北朝鮮はこれまで第1次、2次、3次と派兵してきているが、ウクライナ軍情報総局(GUR)は、これまでに最大で2000人が死亡し、4000~5000人が負傷したと分析している。金総書記は昨年8月、戦死した兵士たちの遺族と面会。涙ながらに「彼らの命を守れず申し訳ない」と謝罪した。その上で、「英雄たちが残した子供たちは、父のように強く勇敢な闘士に育てる」と強調した。朝鮮中央通信は当時、金総書記が戦死した兵士の子どもを抱きしめる様子を撮影した写真などを配信した。
昨年12月には帰還した兵士の歓迎式典が開かれた。兵士たちは、ロシア西部クルスク州で地雷の除去作業などにあたっていたとみられ、式典に出席した金氏は「膨大な面積の危険地帯が短時間で安全地帯に一変する奇跡が成し遂げられた」「工兵戦闘任務で輝かしい戦果を勝ち取った」と兵士らをねぎらった。

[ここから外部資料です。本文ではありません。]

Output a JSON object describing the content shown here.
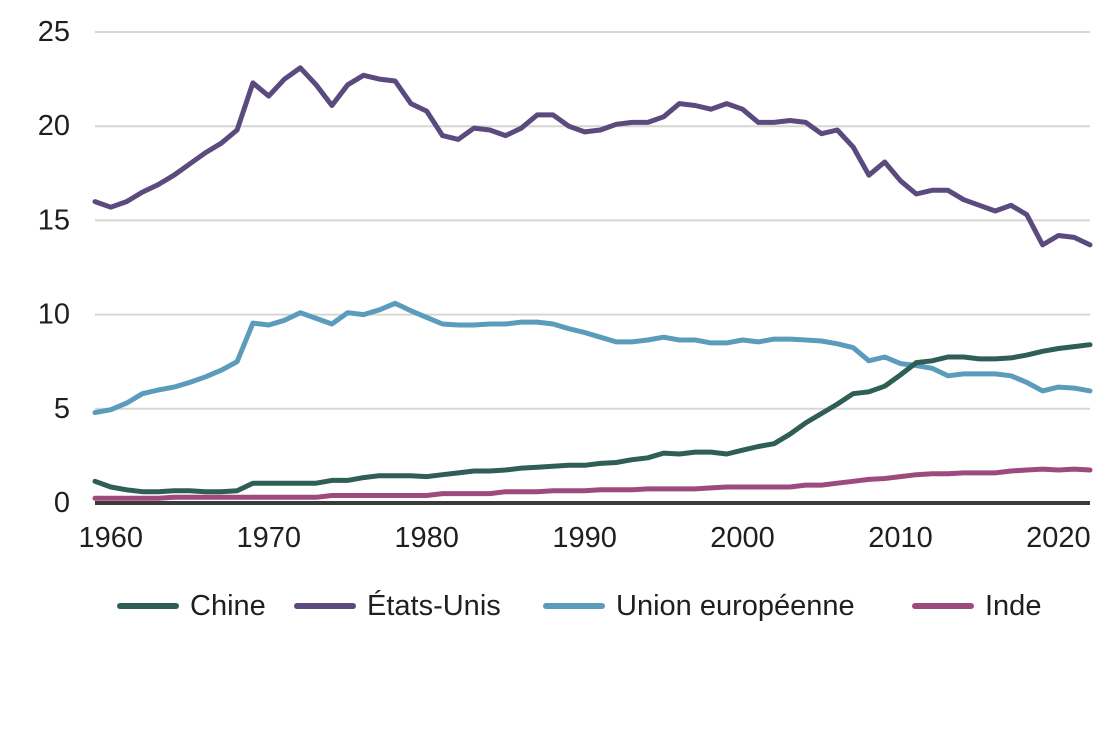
{
  "chart_data": {
    "type": "line",
    "title": "",
    "xlabel": "",
    "ylabel": "",
    "xlim": [
      1959,
      2022
    ],
    "ylim": [
      0,
      25
    ],
    "grid": true,
    "legend_position": "bottom",
    "x_ticks": [
      1960,
      1970,
      1980,
      1990,
      2000,
      2010,
      2020
    ],
    "y_ticks": [
      0,
      5,
      10,
      15,
      20,
      25
    ],
    "x_tick_labels": [
      "1960",
      "1970",
      "1980",
      "1990",
      "2000",
      "2010",
      "2020"
    ],
    "y_tick_labels": [
      "0",
      "5",
      "10",
      "15",
      "20",
      "25"
    ],
    "x": [
      1959,
      1960,
      1961,
      1962,
      1963,
      1964,
      1965,
      1966,
      1967,
      1968,
      1969,
      1970,
      1971,
      1972,
      1973,
      1974,
      1975,
      1976,
      1977,
      1978,
      1979,
      1980,
      1981,
      1982,
      1983,
      1984,
      1985,
      1986,
      1987,
      1988,
      1989,
      1990,
      1991,
      1992,
      1993,
      1994,
      1995,
      1996,
      1997,
      1998,
      1999,
      2000,
      2001,
      2002,
      2003,
      2004,
      2005,
      2006,
      2007,
      2008,
      2009,
      2010,
      2011,
      2012,
      2013,
      2014,
      2015,
      2016,
      2017,
      2018,
      2019,
      2020,
      2021,
      2022
    ],
    "series": [
      {
        "name": "Chine",
        "color": "#2e5e55",
        "values": [
          1.15,
          0.85,
          0.7,
          0.6,
          0.6,
          0.65,
          0.65,
          0.6,
          0.6,
          0.65,
          1.05,
          1.05,
          1.05,
          1.05,
          1.05,
          1.2,
          1.2,
          1.35,
          1.45,
          1.45,
          1.45,
          1.4,
          1.5,
          1.6,
          1.7,
          1.7,
          1.75,
          1.85,
          1.9,
          1.95,
          2.0,
          2.0,
          2.1,
          2.15,
          2.3,
          2.4,
          2.65,
          2.6,
          2.7,
          2.7,
          2.6,
          2.8,
          3.0,
          3.15,
          3.65,
          4.25,
          4.75,
          5.25,
          5.8,
          5.9,
          6.2,
          6.8,
          7.45,
          7.55,
          7.75,
          7.75,
          7.65,
          7.65,
          7.7,
          7.85,
          8.05,
          8.2,
          8.3,
          8.4
        ]
      },
      {
        "name": "États-Unis",
        "color": "#5a4a7e",
        "values": [
          16.0,
          15.7,
          16.0,
          16.5,
          16.9,
          17.4,
          18.0,
          18.6,
          19.1,
          19.8,
          22.3,
          21.6,
          22.5,
          23.1,
          22.2,
          21.1,
          22.2,
          22.7,
          22.5,
          22.4,
          21.2,
          20.8,
          19.5,
          19.3,
          19.9,
          19.8,
          19.5,
          19.9,
          20.6,
          20.6,
          20.0,
          19.7,
          19.8,
          20.1,
          20.2,
          20.2,
          20.5,
          21.2,
          21.1,
          20.9,
          21.2,
          20.9,
          20.2,
          20.2,
          20.3,
          20.2,
          19.6,
          19.8,
          18.9,
          17.4,
          18.1,
          17.1,
          16.4,
          16.6,
          16.6,
          16.1,
          15.8,
          15.5,
          15.8,
          15.3,
          13.7,
          14.2,
          14.1,
          13.7
        ]
      },
      {
        "name": "Union européenne",
        "color": "#5b9bbb",
        "values": [
          4.8,
          4.95,
          5.3,
          5.8,
          6.0,
          6.15,
          6.4,
          6.7,
          7.05,
          7.5,
          9.55,
          9.45,
          9.7,
          10.1,
          9.8,
          9.5,
          10.1,
          10.0,
          10.25,
          10.6,
          10.2,
          9.85,
          9.5,
          9.45,
          9.45,
          9.5,
          9.5,
          9.6,
          9.6,
          9.5,
          9.25,
          9.05,
          8.8,
          8.55,
          8.55,
          8.65,
          8.8,
          8.65,
          8.65,
          8.5,
          8.5,
          8.65,
          8.55,
          8.7,
          8.7,
          8.65,
          8.6,
          8.45,
          8.25,
          7.55,
          7.75,
          7.4,
          7.3,
          7.15,
          6.75,
          6.85,
          6.85,
          6.85,
          6.75,
          6.4,
          5.95,
          6.15,
          6.1,
          5.95
        ]
      },
      {
        "name": "Inde",
        "color": "#9e4a7e",
        "values": [
          0.25,
          0.25,
          0.25,
          0.25,
          0.25,
          0.3,
          0.3,
          0.3,
          0.3,
          0.3,
          0.3,
          0.3,
          0.3,
          0.3,
          0.3,
          0.4,
          0.4,
          0.4,
          0.4,
          0.4,
          0.4,
          0.4,
          0.5,
          0.5,
          0.5,
          0.5,
          0.6,
          0.6,
          0.6,
          0.65,
          0.65,
          0.65,
          0.7,
          0.7,
          0.7,
          0.75,
          0.75,
          0.75,
          0.75,
          0.8,
          0.85,
          0.85,
          0.85,
          0.85,
          0.85,
          0.95,
          0.95,
          1.05,
          1.15,
          1.25,
          1.3,
          1.4,
          1.5,
          1.55,
          1.55,
          1.6,
          1.6,
          1.6,
          1.7,
          1.75,
          1.8,
          1.75,
          1.8,
          1.75
        ]
      }
    ],
    "legend": [
      "Chine",
      "États-Unis",
      "Union européenne",
      "Inde"
    ]
  }
}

式典の様子は朝鮮中央テレビでも放送され、金氏が車いすに乗った兵士らに声をかけ、抱き合う場面もあった。一方、任務遂行中に9人が犠牲になったことも明らかになった。
金氏は5月のロシアの対独戦勝記念日にプーチン大統領に祝電を送った。祝電では「包括的戦略パートナーシップ条約」を取り上げ、「条約の義務履行で責任を果たす」と強調した。
こうした中、ロシアの侵攻を受けるウクライナのゼレンスキー大統領は今月25日、ロシアが北朝鮮に3万人の追加派兵を求めており、ロシア南部のボロネジ州で受け入れ準備が進められていると主張した。また、北朝鮮が弾道ミサイルの発射装置をロシアに供与する準備も行われているとも語った。
今月19日には、北朝鮮のチェ・ソニ外相がロシアを訪問し、プーチン大統領と会談した。チェ氏は「ウクライナ危機の根本原因を取り除くことを目的とした、ロシアによるあらゆる取り組みを今後も揺るぎなく支持する」と述べ、包括的戦略パートナーシップに基づく軍事協力を改めて確認している。
ロシアが北朝鮮に新たな派兵を要請した背景には、前線でのロシア軍の兵力損失があるものとみられる。また、ゼレンスキー氏は、「ロシアは北朝鮮が戦争の遂行方法を学び、兵器を改良し、実戦経験を積むのを支援している」と指摘。「これら全てが北朝鮮のミサイルの射程圏内に入るアジアの全ての人々にとり脅威となる」と警告した。
韓国外交部(外務省に相当)の当局者は27日、ゼレンスキー氏の主張に対し、「朝ロ(ロ朝)軍事協力の関連動向を綿密に注視している」と述べた。